Business Rates devolution will not ease retail burden

Allowing local authorities to make business rates decisions will not ease the burden on retailers, a leading accountancy firm has said.

During his Autumn Statement on Wednesday, Chancellor George Osborne announced “revolutionary” plans that would see business rates powers devolved to councils and local authorities.

However, Wilkins Kennedy LLP said the new regime will not create a fairer system as shop-owners faced a £14bn burden  over red tape and higher wage bills under the ‘living wage’ proposals.

Phil Mullis, head of retail and wholesale and partner at Wilkins Kennedy LLP said: “Business rates are one of the most significant costs that businesses have to face, and, for the Treasury, it generates valuable income.

“Retail is one of the biggest employers in the UK, with a three million-strong workforce making it a significant contributor to the UK economy.”
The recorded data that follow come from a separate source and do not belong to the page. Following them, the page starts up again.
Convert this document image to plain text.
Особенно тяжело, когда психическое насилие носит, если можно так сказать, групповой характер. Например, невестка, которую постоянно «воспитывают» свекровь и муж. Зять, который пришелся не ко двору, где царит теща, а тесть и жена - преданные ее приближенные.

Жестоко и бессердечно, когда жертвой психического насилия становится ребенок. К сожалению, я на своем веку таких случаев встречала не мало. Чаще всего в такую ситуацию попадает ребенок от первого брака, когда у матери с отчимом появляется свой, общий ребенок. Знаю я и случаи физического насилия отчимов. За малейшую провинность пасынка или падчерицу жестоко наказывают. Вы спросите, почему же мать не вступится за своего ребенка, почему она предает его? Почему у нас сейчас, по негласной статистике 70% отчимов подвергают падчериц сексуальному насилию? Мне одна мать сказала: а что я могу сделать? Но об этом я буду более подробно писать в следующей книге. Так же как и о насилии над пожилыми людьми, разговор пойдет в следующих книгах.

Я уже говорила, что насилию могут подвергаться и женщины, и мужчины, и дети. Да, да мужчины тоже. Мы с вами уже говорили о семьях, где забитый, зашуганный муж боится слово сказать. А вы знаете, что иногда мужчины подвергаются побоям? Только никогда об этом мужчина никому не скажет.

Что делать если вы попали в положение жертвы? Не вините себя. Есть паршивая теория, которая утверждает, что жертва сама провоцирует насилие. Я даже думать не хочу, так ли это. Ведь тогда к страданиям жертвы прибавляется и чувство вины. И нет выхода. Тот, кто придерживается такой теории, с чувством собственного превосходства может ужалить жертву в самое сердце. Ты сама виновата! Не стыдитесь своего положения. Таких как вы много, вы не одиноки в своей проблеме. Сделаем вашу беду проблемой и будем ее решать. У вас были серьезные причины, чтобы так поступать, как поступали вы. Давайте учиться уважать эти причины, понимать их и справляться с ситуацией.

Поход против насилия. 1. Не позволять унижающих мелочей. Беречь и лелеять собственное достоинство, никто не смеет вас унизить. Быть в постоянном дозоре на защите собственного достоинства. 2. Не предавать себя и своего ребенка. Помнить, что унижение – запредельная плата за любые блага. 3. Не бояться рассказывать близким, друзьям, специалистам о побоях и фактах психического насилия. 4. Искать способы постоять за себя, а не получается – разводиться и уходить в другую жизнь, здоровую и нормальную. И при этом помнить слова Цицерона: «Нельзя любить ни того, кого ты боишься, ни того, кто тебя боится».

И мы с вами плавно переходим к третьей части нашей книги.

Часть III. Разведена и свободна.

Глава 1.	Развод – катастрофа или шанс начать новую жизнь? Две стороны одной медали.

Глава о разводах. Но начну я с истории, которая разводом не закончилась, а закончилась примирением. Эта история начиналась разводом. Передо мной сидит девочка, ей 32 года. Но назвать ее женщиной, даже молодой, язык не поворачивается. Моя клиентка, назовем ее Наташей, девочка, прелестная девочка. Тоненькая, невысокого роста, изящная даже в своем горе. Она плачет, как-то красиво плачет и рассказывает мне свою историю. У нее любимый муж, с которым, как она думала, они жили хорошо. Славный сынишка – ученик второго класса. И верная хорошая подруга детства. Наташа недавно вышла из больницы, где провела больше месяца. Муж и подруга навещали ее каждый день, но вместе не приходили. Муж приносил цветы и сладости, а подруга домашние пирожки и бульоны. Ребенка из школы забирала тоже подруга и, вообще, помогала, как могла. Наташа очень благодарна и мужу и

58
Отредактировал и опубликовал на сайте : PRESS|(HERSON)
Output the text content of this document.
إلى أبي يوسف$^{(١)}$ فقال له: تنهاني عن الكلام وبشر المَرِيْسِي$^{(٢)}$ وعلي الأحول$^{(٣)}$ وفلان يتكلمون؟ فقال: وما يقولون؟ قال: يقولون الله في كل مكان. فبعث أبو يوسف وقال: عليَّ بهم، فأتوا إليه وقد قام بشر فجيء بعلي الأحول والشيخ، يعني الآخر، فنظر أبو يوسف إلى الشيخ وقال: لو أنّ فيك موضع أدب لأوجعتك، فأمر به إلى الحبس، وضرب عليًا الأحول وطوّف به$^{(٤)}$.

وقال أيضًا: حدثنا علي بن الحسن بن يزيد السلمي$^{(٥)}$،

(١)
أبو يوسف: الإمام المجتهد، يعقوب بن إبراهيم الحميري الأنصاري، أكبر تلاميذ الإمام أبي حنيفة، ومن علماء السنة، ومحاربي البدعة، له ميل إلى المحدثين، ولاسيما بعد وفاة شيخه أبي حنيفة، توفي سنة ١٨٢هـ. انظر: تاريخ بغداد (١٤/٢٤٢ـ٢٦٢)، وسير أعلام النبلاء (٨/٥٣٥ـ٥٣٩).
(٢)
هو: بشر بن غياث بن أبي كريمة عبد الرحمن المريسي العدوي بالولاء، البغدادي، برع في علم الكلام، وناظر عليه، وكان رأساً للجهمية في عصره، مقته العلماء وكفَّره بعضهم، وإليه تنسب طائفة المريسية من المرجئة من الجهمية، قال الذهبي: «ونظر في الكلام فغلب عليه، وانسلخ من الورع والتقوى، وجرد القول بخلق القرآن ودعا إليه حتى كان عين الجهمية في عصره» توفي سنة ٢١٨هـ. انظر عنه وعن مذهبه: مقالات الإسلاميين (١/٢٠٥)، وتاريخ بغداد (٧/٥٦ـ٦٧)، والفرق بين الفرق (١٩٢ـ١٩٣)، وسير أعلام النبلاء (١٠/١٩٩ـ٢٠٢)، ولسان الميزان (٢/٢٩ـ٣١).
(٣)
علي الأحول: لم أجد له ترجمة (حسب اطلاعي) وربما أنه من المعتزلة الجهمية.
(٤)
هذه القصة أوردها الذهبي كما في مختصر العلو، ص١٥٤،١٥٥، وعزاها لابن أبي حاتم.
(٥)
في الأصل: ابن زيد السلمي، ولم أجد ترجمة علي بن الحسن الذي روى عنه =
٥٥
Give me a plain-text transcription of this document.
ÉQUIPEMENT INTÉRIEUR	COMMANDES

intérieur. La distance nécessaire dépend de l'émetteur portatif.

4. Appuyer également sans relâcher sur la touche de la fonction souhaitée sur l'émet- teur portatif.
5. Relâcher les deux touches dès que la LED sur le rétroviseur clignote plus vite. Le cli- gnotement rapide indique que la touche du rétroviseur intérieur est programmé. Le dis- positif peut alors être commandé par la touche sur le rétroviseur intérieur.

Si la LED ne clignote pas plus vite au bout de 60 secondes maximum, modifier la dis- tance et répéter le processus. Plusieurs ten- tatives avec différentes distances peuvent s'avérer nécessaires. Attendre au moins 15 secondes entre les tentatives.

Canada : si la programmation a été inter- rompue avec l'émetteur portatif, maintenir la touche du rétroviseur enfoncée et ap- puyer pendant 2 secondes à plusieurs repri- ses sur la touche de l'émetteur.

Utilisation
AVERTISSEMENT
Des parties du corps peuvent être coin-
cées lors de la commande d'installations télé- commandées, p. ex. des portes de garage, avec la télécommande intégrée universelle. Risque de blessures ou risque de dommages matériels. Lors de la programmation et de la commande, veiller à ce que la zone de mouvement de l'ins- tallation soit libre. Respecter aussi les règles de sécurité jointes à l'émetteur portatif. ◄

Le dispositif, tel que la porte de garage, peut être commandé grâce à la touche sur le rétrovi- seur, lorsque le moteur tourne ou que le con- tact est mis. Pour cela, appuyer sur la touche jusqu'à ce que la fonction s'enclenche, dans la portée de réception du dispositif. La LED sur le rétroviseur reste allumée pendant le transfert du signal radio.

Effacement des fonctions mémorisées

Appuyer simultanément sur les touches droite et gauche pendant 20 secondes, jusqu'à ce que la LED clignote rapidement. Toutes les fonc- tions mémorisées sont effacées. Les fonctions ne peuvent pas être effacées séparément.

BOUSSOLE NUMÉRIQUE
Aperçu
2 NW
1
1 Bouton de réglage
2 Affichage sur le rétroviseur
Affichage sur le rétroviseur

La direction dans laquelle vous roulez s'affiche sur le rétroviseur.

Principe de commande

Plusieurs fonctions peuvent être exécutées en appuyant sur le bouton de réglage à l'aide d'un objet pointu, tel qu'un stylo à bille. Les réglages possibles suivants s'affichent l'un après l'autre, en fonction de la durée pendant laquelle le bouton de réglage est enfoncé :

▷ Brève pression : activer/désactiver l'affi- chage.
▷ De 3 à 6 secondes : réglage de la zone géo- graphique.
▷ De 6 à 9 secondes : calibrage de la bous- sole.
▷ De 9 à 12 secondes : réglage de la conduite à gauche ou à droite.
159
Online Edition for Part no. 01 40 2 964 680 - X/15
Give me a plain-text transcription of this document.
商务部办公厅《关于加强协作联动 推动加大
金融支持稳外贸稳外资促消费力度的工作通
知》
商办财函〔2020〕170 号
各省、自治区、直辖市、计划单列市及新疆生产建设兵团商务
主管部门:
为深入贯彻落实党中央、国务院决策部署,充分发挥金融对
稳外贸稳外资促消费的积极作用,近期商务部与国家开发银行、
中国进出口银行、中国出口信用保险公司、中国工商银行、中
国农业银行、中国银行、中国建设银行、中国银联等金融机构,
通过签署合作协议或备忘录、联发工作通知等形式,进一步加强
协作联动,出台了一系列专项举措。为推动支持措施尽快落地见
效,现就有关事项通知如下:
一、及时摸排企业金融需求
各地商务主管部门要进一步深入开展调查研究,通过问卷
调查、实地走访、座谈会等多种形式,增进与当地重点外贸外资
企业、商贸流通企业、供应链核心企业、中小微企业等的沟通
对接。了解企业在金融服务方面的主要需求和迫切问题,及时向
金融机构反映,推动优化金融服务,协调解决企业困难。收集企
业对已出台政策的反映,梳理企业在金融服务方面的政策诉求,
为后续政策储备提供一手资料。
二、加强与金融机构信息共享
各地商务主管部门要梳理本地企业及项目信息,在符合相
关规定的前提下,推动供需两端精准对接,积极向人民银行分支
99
Mr Mullis added that business rates were pushing more retailers online, leading to fewer retail jobs and threatening to kill off the high street.

The retail industry pays more business rates than any other UK business sector, forking out £7.8bn last year. Currently, Northern Ireland and Scotland have full control over their business rates, but those powers do not reach as far as local authorities.

The Northern Ireland Independent Retail Traders Association (NIIRTA) has been campaigning for a review of the rates for sometime, and a consultation on their future is currently in progress. Details can be found on the Department of Finance and Personnel website.

NIIRTA’s chief executive Glyn Roberts also bemoaned the lack of support for local retail in the Chancellor’s Statement, describing it as a “missed opportunity” to help traders afford the proposed ‘living wage’ increase, which he said will result in a 40 per cent rise in wage bills for his members.

However, Mr Roberts did welcome the Chancellors scrapping of plans to cut tax credits.

“It is welcome that the Chancellor has done a u-turn on cuts on tax credits, which would have had a serious impact on the spending power of working families in Northern Ireland,” he said, adding that plans for new air-routes for Northern Ireland – also contained in Wednesday’s statement – were also positive.